Solo pochi alimenti, di solito di origine animale, contengono concentrazioni di vitamina D significative. L’olio di fegato di merluzzo ne è un esempio con i suoi 210 µg di vitamina su 100g di prodotto, anche se non è solita abitudine il suo consumo. Tra i pesci, in generale, quelli grassi ne possono contenere fino a 25 µg/100g come ad esempio il salmone o le aringhe.

Tra le carni figura il fegato, che però ne contiene quantità molto modeste, quasi delle tracce nella grandezza di 0,5 µg/100g. Tra i derivati del latte, il burro è l’alimento che  presenta maggiore dose con 0,75 µg/100g, seguito dai formaggi grassi con 0,5 µg/100g. In fine le uova hanno un quantitativo di vitamina D pari a 1,75 µg/100g.
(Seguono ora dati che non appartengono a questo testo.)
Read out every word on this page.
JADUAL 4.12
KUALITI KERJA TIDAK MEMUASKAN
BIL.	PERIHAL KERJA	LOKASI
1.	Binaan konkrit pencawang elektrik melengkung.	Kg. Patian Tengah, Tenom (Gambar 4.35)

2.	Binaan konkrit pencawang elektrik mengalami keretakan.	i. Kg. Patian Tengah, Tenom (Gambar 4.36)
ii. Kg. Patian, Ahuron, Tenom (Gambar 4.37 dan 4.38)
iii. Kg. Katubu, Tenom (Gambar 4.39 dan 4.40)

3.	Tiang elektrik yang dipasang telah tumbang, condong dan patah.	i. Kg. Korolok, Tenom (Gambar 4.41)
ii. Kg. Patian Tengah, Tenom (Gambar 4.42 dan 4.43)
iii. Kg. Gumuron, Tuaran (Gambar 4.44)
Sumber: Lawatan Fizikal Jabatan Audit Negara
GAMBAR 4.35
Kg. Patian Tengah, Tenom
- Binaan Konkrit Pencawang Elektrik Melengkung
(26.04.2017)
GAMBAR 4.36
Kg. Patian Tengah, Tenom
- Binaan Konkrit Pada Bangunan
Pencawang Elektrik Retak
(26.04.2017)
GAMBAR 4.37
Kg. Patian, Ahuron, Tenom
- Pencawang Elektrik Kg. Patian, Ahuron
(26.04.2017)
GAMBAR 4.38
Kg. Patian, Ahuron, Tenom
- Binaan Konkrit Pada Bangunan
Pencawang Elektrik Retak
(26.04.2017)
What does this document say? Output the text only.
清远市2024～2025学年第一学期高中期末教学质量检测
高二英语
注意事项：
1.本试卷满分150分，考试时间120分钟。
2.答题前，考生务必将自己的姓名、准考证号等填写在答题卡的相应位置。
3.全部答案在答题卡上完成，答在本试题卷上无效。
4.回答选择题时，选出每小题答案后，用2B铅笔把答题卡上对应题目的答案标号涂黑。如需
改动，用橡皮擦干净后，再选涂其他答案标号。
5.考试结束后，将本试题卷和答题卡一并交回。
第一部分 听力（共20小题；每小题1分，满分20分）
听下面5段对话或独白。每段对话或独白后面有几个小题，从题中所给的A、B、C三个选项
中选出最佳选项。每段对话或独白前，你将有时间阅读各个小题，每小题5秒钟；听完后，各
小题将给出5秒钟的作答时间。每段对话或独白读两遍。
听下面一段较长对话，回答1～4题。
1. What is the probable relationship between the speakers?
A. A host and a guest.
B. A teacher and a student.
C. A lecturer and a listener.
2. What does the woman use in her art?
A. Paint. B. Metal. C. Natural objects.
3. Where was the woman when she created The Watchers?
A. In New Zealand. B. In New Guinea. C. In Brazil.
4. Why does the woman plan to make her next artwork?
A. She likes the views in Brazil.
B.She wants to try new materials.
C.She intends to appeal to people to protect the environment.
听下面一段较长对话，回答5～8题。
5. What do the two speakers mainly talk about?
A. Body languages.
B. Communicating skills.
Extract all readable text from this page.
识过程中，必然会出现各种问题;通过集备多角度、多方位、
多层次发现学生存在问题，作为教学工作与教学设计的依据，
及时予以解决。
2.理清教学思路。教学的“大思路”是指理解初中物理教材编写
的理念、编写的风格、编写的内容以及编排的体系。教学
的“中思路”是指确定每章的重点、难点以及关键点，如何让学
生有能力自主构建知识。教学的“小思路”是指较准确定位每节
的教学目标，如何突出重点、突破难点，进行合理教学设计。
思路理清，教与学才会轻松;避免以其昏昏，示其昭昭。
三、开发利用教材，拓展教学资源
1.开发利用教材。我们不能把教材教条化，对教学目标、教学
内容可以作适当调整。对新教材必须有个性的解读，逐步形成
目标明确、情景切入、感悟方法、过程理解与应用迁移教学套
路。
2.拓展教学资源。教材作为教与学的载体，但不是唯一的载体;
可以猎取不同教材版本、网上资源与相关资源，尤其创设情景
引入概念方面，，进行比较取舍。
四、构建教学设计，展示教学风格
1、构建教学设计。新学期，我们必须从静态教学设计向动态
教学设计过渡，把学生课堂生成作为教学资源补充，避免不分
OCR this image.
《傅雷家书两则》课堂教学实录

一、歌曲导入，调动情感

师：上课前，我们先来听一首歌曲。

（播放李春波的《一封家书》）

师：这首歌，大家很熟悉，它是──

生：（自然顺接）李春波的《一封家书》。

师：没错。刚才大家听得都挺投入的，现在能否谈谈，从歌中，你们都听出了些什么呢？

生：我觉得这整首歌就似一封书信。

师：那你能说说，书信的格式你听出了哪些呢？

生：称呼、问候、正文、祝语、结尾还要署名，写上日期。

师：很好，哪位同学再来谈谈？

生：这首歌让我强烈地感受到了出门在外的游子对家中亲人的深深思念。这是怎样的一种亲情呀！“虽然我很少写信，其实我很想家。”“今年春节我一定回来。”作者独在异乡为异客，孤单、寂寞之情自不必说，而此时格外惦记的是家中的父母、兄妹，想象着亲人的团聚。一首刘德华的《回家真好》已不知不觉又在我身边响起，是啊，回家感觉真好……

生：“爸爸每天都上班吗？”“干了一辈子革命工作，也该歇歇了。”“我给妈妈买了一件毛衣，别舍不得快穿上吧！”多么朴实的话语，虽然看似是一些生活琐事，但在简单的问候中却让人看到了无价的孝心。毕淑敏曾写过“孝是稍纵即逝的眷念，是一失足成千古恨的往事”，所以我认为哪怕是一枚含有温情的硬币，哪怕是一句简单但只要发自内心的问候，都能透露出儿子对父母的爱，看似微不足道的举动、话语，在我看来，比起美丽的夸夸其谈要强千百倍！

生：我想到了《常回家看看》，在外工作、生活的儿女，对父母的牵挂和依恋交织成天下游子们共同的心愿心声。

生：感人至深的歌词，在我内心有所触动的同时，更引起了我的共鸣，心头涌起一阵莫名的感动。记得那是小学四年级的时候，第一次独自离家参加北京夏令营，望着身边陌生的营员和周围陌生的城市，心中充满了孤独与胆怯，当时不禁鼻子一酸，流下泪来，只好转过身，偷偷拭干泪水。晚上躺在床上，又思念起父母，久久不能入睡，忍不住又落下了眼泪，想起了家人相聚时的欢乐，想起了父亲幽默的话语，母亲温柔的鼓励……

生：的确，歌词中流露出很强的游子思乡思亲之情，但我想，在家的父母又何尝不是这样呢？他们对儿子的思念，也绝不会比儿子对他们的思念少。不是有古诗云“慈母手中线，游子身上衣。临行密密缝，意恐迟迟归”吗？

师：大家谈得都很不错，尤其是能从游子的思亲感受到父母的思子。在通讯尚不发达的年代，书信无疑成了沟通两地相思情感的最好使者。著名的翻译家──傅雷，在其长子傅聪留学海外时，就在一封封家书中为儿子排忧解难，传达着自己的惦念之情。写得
I consumi medi di formaggi grassi, uova, frattaglie e pesce hanno permesso di fare una stima di quanta vitamina D il popolo italiano assume giornalmente. Questa si aggira intorno ai 2 microgrammi. Tale ipotesi è rafforzata dai dati ottenuti riguardo la popolazione americana. Anche se loro utilizzano abitualmente alimenti fortificati, i livelli medi d’assunzione si aggirano tra 1,25 e 1,75 microgrammi il giorno.

Alimento da poco presente in Italia, ma molto consumato in tutto il mondo, è il latte fortificato che apporta 10 microgrammi di vitamina per 250 ml.

Per capire se un soggetto è in carenza o eccesso di vitamina D, si possono effettuare le analisi del sangue che valutano la presenza di  25-OH-D plasmatico. Per valori che si aggirano tra 10 e 40 ng/ml si può affermare che non ci sono né segni di carenza né di eccesso.  Per i soggetti che non si espongono al sole la quantità ematica scende a 6-8 ng/ml, invece per chi è stato esposto al sole per lungo tempo, i valori possono raggiungere gli 80 ng/ml.